To promote their new album ''...Like Clockwork,'' the Queens of the Stone Age mastermind, 40, answers our rude, impertinent, and misinformed queries.
How do you actually pronounce your last name? It’s not like a wussy Frenchman, right?
It’s HAW-mee. The French way would be the natural way to do it. But if you’re Norwegian, it would be hoo-MAY, which means ”stone outcropping that protects you from inclement weather.” The cavemen and their woolly mammoths had hoo-MAY, and then the mammoths died and it’s hoo-MEE, and then it’s HAW-mee somewhere in North Dakota where my family is from.

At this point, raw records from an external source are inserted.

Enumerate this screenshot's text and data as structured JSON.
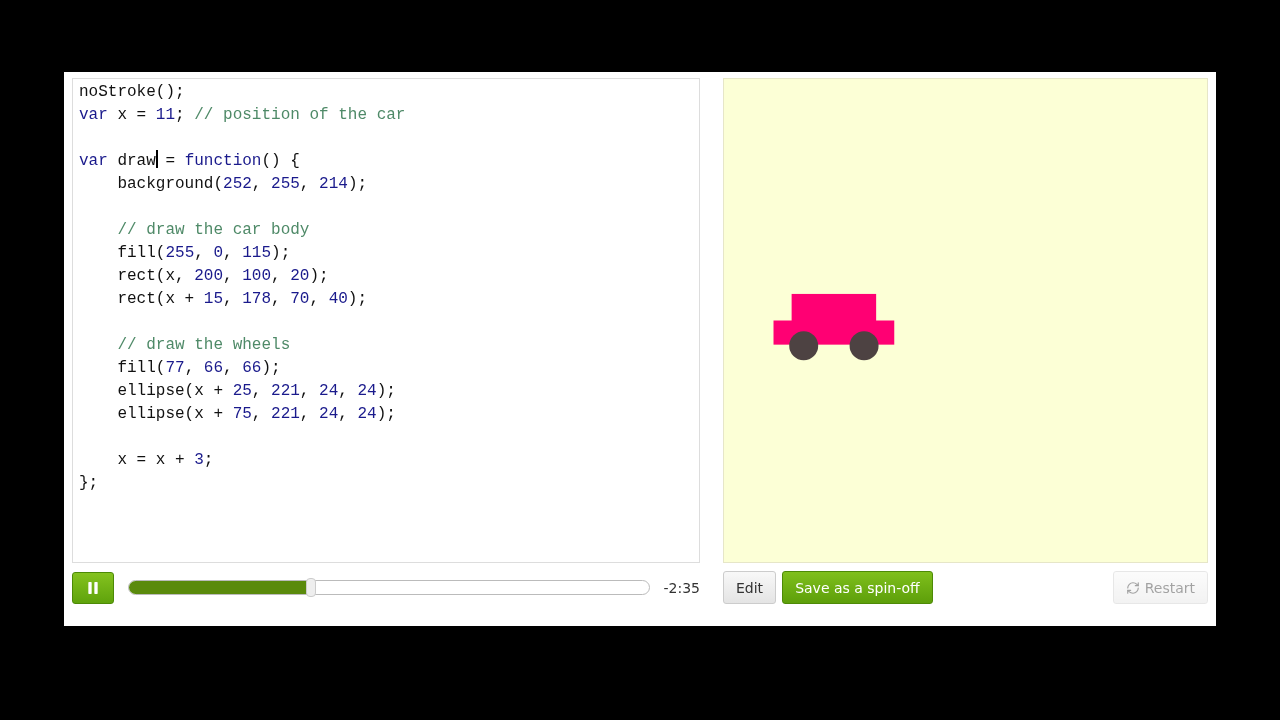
{
  "editor": {
    "lines": [
      {
        "kind": "code",
        "tokens": [
          {
            "text": "noStroke();",
            "kind": "plain"
          }
        ]
      },
      {
        "kind": "code",
        "tokens": [
          {
            "text": "var",
            "kind": "keyword"
          },
          {
            "text": " x = ",
            "kind": "plain"
          },
          {
            "text": "11",
            "kind": "number"
          },
          {
            "text": "; ",
            "kind": "plain"
          },
          {
            "text": "// position of the car",
            "kind": "comment"
          }
        ]
      },
      {
        "kind": "blank"
      },
      {
        "kind": "code",
        "tokens": [
          {
            "text": "var",
            "kind": "keyword"
          },
          {
            "text": " draw",
            "kind": "plain",
            "cursor": true
          },
          {
            "text": " = ",
            "kind": "plain"
          },
          {
            "text": "function",
            "kind": "keyword"
          },
          {
            "text": "() {",
            "kind": "plain"
          }
        ]
      },
      {
        "kind": "code",
        "tokens": [
          {
            "text": "    background(",
            "kind": "plain"
          },
          {
            "text": "252",
            "kind": "number"
          },
          {
            "text": ", ",
            "kind": "plain"
          },
          {
            "text": "255",
            "kind": "number"
          },
          {
            "text": ", ",
            "kind": "plain"
          },
          {
            "text": "214",
            "kind": "number"
          },
          {
            "text": ");",
            "kind": "plain"
          }
        ]
      },
      {
        "kind": "blank"
      },
      {
        "kind": "code",
        "tokens": [
          {
            "text": "    // draw the car body",
            "kind": "comment"
          }
        ]
      },
      {
        "kind": "code",
        "tokens": [
          {
            "text": "    fill(",
            "kind": "plain"
          },
          {
            "text": "255",
            "kind": "number"
          },
          {
            "text": ", ",
            "kind": "plain"
          },
          {
            "text": "0",
            "kind": "number"
          },
          {
            "text": ", ",
            "kind": "plain"
          },
          {
            "text": "115",
            "kind": "number"
          },
          {
            "text": ");",
            "kind": "plain"
          }
        ]
      },
      {
        "kind": "code",
        "tokens": [
          {
            "text": "    rect(x, ",
            "kind": "plain"
          },
          {
            "text": "200",
            "kind": "number"
          },
          {
            "text": ", ",
            "kind": "plain"
          },
          {
            "text": "100",
            "kind": "number"
          },
          {
            "text": ", ",
            "kind": "plain"
          },
          {
            "text": "20",
            "kind": "number"
          },
          {
            "text": ");",
            "kind": "plain"
          }
        ]
      },
      {
        "kind": "code",
        "tokens": [
          {
            "text": "    rect(x + ",
            "kind": "plain"
          },
          {
            "text": "15",
            "kind": "number"
          },
          {
            "text": ", ",
            "kind": "plain"
          },
          {
            "text": "178",
            "kind": "number"
          },
          {
            "text": ", ",
            "kind": "plain"
          },
          {
            "text": "70",
            "kind": "number"
          },
          {
            "text": ", ",
            "kind": "plain"
          },
          {
            "text": "40",
            "kind": "number"
          },
          {
            "text": ");",
            "kind": "plain"
          }
        ]
      },
      {
        "kind": "blank"
      },
      {
        "kind": "code",
        "tokens": [
          {
            "text": "    // draw the wheels",
            "kind": "comment"
          }
        ]
      },
      {
        "kind": "code",
        "tokens": [
          {
            "text": "    fill(",
            "kind": "plain"
          },
          {
            "text": "77",
            "kind": "number"
          },
          {
            "text": ", ",
            "kind": "plain"
          },
          {
            "text": "66",
            "kind": "number"
          },
          {
            "text": ", ",
            "kind": "plain"
          },
          {
            "text": "66",
            "kind": "number"
          },
          {
            "text": ");",
            "kind": "plain"
          }
        ]
      },
      {
        "kind": "code",
        "tokens": [
          {
            "text": "    ellipse(x + ",
            "kind": "plain"
          },
          {
            "text": "25",
            "kind": "number"
          },
          {
            "text": ", ",
            "kind": "plain"
          },
          {
            "text": "221",
            "kind": "number"
          },
          {
            "text": ", ",
            "kind": "plain"
          },
          {
            "text": "24",
            "kind": "number"
          },
          {
            "text": ", ",
            "kind": "plain"
          },
          {
            "text": "24",
            "kind": "number"
          },
          {
            "text": ");",
            "kind": "plain"
          }
        ]
      },
      {
        "kind": "code",
        "tokens": [
          {
            "text": "    ellipse(x + ",
            "kind": "plain"
          },
          {
            "text": "75",
            "kind": "number"
          },
          {
            "text": ", ",
            "kind": "plain"
          },
          {
            "text": "221",
            "kind": "number"
          },
          {
            "text": ", ",
            "kind": "plain"
          },
          {
            "text": "24",
            "kind": "number"
          },
          {
            "text": ", ",
            "kind": "plain"
          },
          {
            "text": "24",
            "kind": "number"
          },
          {
            "text": ");",
            "kind": "plain"
          }
        ]
      },
      {
        "kind": "blank"
      },
      {
        "kind": "code",
        "tokens": [
          {
            "text": "    x = x + ",
            "kind": "plain"
          },
          {
            "text": "3",
            "kind": "number"
          },
          {
            "text": ";",
            "kind": "plain"
          }
        ]
      },
      {
        "kind": "code",
        "tokens": [
          {
            "text": "};",
            "kind": "plain"
          }
        ]
      }
    ]
  },
  "player": {
    "playing": true,
    "level": 0.35,
    "time_left": "-2:35"
  },
  "buttons": [
    {
      "label": "Edit",
      "kind": "plain",
      "disabled": false
    },
    {
      "label": "Save as a spin-off",
      "kind": "primary",
      "disabled": false
    },
    {
      "label": "Restart",
      "kind": "restart",
      "disabled": true
    }
  ]
}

Why is there an ellipsis in your album title?
That’s what it’s called! Ellipsis. I was asking the other day, ”Doesn’t three dots have a name?” I think it’s the end of each sentence we had while making the record. There’s a whole previous dialogue, and the end is ”…goes like clockwork.”

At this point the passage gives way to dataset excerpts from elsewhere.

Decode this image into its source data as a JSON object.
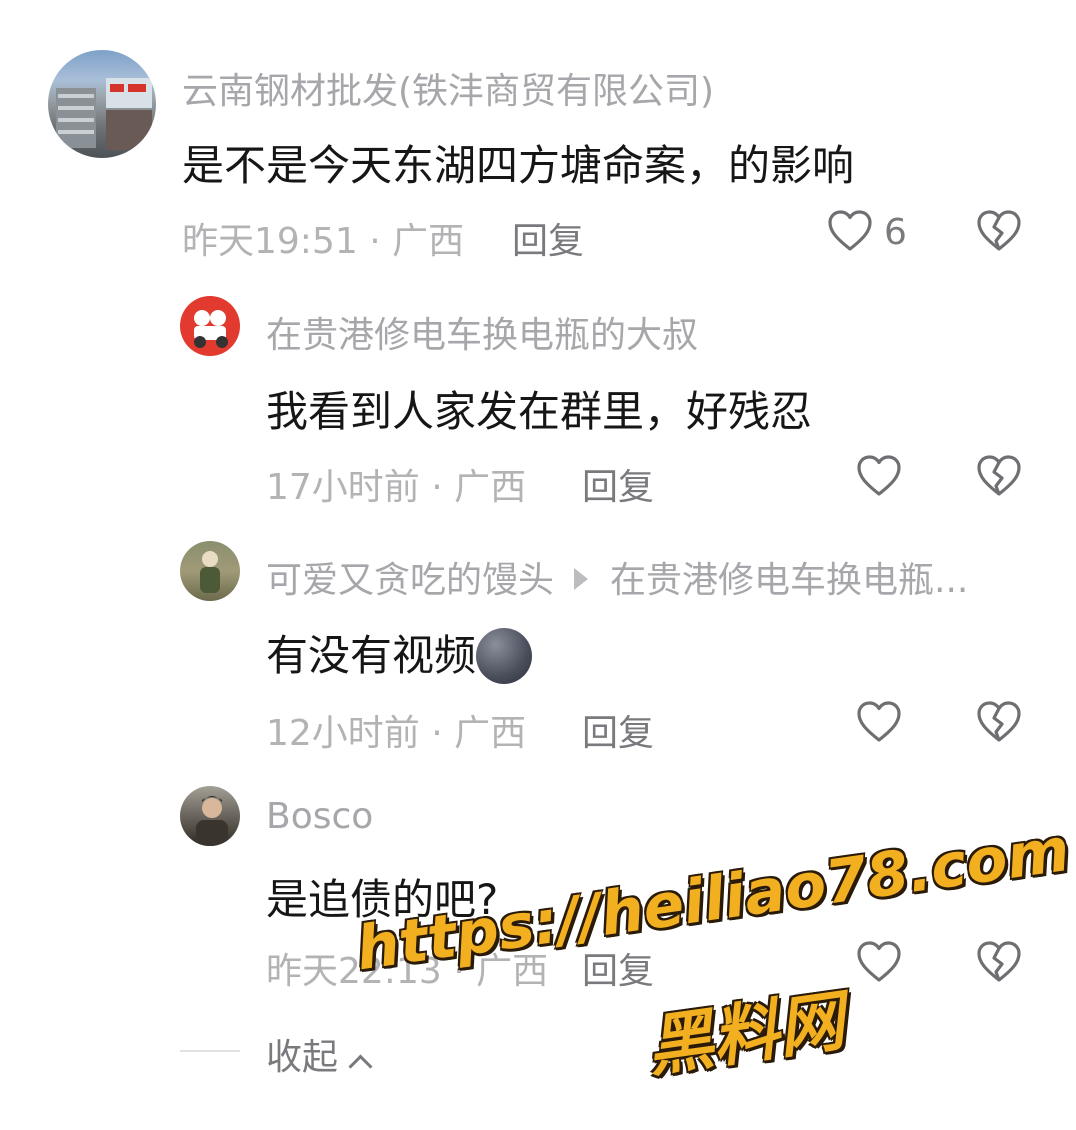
{
  "comments": [
    {
      "username": "云南钢材批发(铁沣商贸有限公司)",
      "text": "是不是今天东湖四方塘命案，的影响",
      "time_loc": "昨天19:51 · 广西",
      "reply_label": "回复",
      "like_count": "6"
    },
    {
      "username": "在贵港修电车换电瓶的大叔",
      "text": "我看到人家发在群里，好残忍",
      "time_loc": "17小时前 · 广西",
      "reply_label": "回复"
    },
    {
      "username": "可爱又贪吃的馒头",
      "reply_to": "在贵港修电车换电瓶...",
      "text": "有没有视频",
      "time_loc": "12小时前 · 广西",
      "reply_label": "回复"
    },
    {
      "username": "Bosco",
      "text": "是追债的吧?",
      "time_loc": "昨天22:13 · 广西",
      "reply_label": "回复"
    }
  ],
  "collapse_label": "收起",
  "watermark": {
    "url": "https://heiliao78.com",
    "name": "黑料网"
  },
  "icons": {
    "like": "heart-outline-icon",
    "dislike": "broken-heart-icon",
    "emoji": "new-moon-face-emoji"
  },
  "colors": {
    "username": "#a7a7ab",
    "text": "#161616",
    "meta": "#b3b3b6",
    "watermark": "#f2b020"
  }
}
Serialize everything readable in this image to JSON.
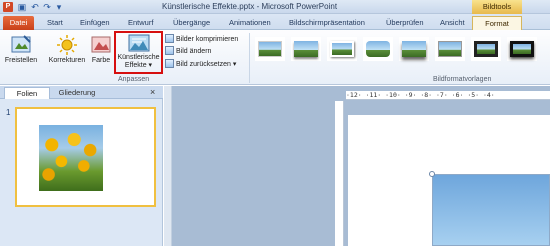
{
  "titlebar": {
    "app_icon": "P",
    "title": "Künstlerische Effekte.pptx - Microsoft PowerPoint",
    "context_tab": "Bildtools"
  },
  "tabs": [
    "Datei",
    "Start",
    "Einfügen",
    "Entwurf",
    "Übergänge",
    "Animationen",
    "Bildschirmpräsentation",
    "Überprüfen",
    "Ansicht",
    "Format"
  ],
  "ribbon": {
    "freistellen": "Freistellen",
    "korrekturen": "Korrekturen",
    "farbe": "Farbe",
    "kuenstlerische_line1": "Künstlerische",
    "kuenstlerische_line2": "Effekte",
    "bilder_komprimieren": "Bilder komprimieren",
    "bild_aendern": "Bild ändern",
    "bild_zuruecksetzen": "Bild zurücksetzen",
    "group_anpassen": "Anpassen",
    "group_bildformatvorlagen": "Bildformatvorlagen"
  },
  "leftpane": {
    "tab_folien": "Folien",
    "tab_gliederung": "Gliederung",
    "close": "×",
    "slide_number": "1"
  },
  "ruler_text": "·12·  ·11·  ·10·  ·9·  ·8·  ·7·  ·6·  ·5·  ·4·",
  "colors": {
    "datei_tab": "#d2521f",
    "bildtools": "#e7b94c",
    "highlight_box": "#d60f0f"
  }
}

Is Elton John on the record just so you could keep the word ”Queens” in your name?
Much like bacon is the gateway meat for vegetarians to become nonvegetarians, I like to think Queens of the Stone Age is the gateway to being open-minded and also not PC at the same time.
Trent Reznor is also on your new one. When you get together, do you compare your favorite protein powders and arm-curl techniques?
No, we actually talk about the fact that we have the same birthday [both were born on May 17, though Homme is eight years younger], and then we argue about who is going to blow out whose candles first. This year the jury’s still out. I know we both blew as hard as we could.
The Scissor Sisters’ Jake Shears and Arctic Monkeys’ Alex Turner both appear on Clockwork. Which one would win in a fight?
A Scissor Sister, of course. Though you’re not supposed to run with one.<
Let’s move on to your Dessert Sessions side-project albums, which have roped in dozens of your fellow rock stars over the past 15 years. So what’s your crazy obsession with sweets?
Desert. It’s Desert Sessions. For a guy who knew what an ellipsis was, you sure need to read more. I think of myself as the crème brûlée of cheesecake.
Ah, so what’s your desert advice for city folk?
Don’t drink in the day. It’s a social faux pas. Drink at night, and then just stand there in the day and breathe really hard.